Knowing all this, and how mollifying is the influence of food, we should prefer the interval following his last anthropophagia in our visit to the cannibal; and, therefore, urged by a desire to see our enemy of the badge at his best, we walk down “this street to the left,” and somewhere about half-way down we find a perennial fountain in the shape of an iron post with a hole in its side by which to wind it up. There are some squat, tubby-looking little pails in a row; while close by stands a shiny-hatted straw-bit besprinkled Triton blowing his pipe. The water looks cool and limpid, but hard by is the gin—a trap within an open door. Gin and water—a potent mixture; but in this case the master takes the gin, and the horse the water. The horses look hot and stuffy this sunshiny day, as they stand with their cabs in a row down the long street, nose-bagged and contemplative, but they evidently find considerable enjoyment in banging their chaff-holding receptacles against the back of the cab in front, or resting them upon spring or wheel.

But where are the drivers—the supplanters of the Jehu, the jarvey of hackney-coach days—the men who place a bit in the mouths of their steeds, but prefer a sup in their own—the men who guide and rein them in their course and check the prancings of their hoofs—where are they? At their best. Cabby dineth! Dine we with him.

Up this shady little street, and into this shady shop—none the cooler for it though; while phew! the steam! Six, ten, fifteen hams in the window; legs, loins, shoulders, all sorts of mutton; beef joints by the dozen; and all hanging ready for to-morrow’s consumption. And to-day’s?

“This way, sir; room in that box to the left.”

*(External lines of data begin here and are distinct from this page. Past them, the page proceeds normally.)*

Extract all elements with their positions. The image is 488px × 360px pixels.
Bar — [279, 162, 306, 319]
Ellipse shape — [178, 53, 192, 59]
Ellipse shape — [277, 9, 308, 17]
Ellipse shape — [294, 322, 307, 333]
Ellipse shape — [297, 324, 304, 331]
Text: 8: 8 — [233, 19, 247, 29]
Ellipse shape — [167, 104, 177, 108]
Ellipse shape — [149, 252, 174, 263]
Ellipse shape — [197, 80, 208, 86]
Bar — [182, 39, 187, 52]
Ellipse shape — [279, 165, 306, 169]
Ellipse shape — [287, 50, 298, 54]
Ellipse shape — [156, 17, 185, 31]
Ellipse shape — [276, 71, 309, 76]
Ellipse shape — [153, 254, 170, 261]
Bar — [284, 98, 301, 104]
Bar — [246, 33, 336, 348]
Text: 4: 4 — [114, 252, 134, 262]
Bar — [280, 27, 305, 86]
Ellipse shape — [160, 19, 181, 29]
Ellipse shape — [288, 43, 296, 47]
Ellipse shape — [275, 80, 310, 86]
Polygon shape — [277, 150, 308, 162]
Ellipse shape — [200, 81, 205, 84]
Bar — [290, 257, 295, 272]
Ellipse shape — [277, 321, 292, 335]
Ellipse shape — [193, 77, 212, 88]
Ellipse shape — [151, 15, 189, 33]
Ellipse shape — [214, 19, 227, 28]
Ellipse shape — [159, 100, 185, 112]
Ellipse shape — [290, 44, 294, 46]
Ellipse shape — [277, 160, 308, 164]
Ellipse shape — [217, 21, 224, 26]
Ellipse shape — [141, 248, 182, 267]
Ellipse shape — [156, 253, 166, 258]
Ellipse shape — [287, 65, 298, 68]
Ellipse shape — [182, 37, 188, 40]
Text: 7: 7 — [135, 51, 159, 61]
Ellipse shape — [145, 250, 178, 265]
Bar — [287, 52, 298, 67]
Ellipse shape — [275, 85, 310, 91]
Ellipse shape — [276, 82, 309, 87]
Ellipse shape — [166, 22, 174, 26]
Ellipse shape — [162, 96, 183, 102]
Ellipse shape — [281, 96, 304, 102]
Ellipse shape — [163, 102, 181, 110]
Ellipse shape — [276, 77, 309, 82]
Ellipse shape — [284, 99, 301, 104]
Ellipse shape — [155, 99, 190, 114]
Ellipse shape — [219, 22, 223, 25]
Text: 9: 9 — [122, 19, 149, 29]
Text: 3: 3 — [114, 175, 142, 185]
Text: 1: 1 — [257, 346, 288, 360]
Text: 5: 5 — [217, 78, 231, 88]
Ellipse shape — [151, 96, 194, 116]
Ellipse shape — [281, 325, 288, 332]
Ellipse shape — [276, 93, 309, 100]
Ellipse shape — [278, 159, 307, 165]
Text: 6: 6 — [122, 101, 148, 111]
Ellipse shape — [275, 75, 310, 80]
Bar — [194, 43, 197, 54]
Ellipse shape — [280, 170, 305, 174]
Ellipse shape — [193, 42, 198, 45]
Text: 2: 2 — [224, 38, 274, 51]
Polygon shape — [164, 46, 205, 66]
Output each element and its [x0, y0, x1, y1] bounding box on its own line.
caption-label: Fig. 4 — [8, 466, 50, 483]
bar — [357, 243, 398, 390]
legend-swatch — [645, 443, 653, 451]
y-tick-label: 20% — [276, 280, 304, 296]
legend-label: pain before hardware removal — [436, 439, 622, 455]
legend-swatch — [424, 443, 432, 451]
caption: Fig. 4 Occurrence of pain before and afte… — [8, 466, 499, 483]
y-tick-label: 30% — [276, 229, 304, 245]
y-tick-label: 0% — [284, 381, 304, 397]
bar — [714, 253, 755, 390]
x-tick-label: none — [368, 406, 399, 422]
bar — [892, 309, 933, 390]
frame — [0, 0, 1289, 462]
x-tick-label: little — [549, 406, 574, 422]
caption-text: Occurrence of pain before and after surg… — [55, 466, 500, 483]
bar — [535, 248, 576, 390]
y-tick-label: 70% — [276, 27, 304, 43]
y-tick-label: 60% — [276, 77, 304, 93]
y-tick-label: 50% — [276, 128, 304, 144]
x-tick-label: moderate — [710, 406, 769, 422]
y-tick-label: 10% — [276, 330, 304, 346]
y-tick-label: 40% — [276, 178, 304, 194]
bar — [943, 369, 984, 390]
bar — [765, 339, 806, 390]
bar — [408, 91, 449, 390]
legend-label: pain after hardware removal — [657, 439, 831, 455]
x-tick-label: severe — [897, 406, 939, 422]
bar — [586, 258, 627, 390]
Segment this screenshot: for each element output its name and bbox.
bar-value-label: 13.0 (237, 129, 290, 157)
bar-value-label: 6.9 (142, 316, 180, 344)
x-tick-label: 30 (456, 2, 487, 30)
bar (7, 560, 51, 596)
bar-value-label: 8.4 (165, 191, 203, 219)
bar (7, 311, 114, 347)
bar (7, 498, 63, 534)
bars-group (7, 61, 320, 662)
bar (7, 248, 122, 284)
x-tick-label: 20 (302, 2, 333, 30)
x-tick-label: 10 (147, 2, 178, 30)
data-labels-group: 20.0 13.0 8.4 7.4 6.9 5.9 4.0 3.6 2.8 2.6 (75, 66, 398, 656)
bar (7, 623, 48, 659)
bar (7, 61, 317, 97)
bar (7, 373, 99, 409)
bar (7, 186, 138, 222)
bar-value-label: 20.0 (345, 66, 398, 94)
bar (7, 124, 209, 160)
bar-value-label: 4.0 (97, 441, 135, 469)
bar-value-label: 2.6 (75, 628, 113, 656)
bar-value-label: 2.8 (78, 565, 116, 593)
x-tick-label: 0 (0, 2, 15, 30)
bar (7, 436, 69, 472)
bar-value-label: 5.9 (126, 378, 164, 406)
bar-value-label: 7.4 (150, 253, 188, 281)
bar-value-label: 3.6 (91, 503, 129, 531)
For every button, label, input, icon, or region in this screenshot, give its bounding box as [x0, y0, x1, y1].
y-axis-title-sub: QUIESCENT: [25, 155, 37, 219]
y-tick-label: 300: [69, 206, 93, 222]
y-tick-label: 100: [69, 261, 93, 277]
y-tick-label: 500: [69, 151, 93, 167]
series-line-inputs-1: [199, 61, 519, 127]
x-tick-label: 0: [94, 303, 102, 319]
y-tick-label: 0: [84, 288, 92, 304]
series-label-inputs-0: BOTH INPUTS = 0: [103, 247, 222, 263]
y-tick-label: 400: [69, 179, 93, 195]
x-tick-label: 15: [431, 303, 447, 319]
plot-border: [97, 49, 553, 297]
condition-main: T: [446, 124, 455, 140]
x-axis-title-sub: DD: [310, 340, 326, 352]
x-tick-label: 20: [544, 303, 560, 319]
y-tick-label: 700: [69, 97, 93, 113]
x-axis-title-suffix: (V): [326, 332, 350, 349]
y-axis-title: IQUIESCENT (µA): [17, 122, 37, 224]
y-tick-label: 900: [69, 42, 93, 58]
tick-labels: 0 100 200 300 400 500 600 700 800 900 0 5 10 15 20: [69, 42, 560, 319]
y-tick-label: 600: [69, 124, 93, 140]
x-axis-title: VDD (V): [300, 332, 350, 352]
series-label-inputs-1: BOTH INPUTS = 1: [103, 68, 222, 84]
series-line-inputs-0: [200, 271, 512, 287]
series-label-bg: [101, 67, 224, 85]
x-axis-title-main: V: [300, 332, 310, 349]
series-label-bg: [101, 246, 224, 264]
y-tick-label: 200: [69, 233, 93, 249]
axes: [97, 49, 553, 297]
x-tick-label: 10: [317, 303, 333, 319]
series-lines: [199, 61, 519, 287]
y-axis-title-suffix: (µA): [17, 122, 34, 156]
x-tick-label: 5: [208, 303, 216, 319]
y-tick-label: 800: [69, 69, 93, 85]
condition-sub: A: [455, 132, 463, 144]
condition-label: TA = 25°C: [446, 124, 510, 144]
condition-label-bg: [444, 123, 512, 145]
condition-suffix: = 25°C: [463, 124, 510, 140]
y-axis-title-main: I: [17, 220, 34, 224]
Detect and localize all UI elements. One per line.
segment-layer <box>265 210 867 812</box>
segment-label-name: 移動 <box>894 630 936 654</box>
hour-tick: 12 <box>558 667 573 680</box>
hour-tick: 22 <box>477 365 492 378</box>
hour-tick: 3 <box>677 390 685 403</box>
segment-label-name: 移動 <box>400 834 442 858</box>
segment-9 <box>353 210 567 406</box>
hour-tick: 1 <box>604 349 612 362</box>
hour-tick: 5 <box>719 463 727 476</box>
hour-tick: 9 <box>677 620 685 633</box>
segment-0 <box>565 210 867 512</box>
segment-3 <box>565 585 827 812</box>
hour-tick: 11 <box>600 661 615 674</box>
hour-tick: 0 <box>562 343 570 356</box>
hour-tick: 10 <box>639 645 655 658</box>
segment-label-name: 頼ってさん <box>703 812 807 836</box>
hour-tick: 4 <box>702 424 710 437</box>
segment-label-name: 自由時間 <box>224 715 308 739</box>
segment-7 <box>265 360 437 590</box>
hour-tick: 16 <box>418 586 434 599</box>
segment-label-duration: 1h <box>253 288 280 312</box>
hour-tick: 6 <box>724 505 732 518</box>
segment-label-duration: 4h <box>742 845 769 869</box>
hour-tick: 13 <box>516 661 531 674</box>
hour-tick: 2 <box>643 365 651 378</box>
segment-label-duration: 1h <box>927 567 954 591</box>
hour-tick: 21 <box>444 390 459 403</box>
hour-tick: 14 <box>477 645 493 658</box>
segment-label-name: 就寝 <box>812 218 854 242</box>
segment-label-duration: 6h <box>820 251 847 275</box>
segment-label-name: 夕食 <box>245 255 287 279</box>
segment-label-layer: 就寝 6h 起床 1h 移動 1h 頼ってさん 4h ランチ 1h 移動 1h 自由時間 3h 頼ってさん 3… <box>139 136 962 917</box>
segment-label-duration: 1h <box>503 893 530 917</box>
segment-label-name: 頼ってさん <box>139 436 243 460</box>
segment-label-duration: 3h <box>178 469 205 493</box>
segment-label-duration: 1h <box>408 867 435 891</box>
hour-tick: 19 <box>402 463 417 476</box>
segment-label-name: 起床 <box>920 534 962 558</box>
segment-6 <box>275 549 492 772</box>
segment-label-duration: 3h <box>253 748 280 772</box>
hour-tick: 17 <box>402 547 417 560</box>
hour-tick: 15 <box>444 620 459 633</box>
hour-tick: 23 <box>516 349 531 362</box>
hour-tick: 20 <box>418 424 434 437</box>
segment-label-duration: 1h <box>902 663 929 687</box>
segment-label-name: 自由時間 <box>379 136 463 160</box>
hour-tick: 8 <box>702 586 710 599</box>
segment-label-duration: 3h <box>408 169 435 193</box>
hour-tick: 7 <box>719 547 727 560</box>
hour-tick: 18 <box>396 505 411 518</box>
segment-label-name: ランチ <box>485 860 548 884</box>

We enter that box to the left, and find the “room” very small, and also that we are elbowed by the people “Pegging away” at their dinner; while, if we closed our eyes for a moment, we should be ready to take oath that we were neither in the shop of Rimmel, Hendrie, nor Atkinson. But, sinking the sentimental, and setting aside the too great smell of kitchen when a hot cinder has quenched its glow in the dripping-pan, the odour is not so very bad, and we prepare to eat.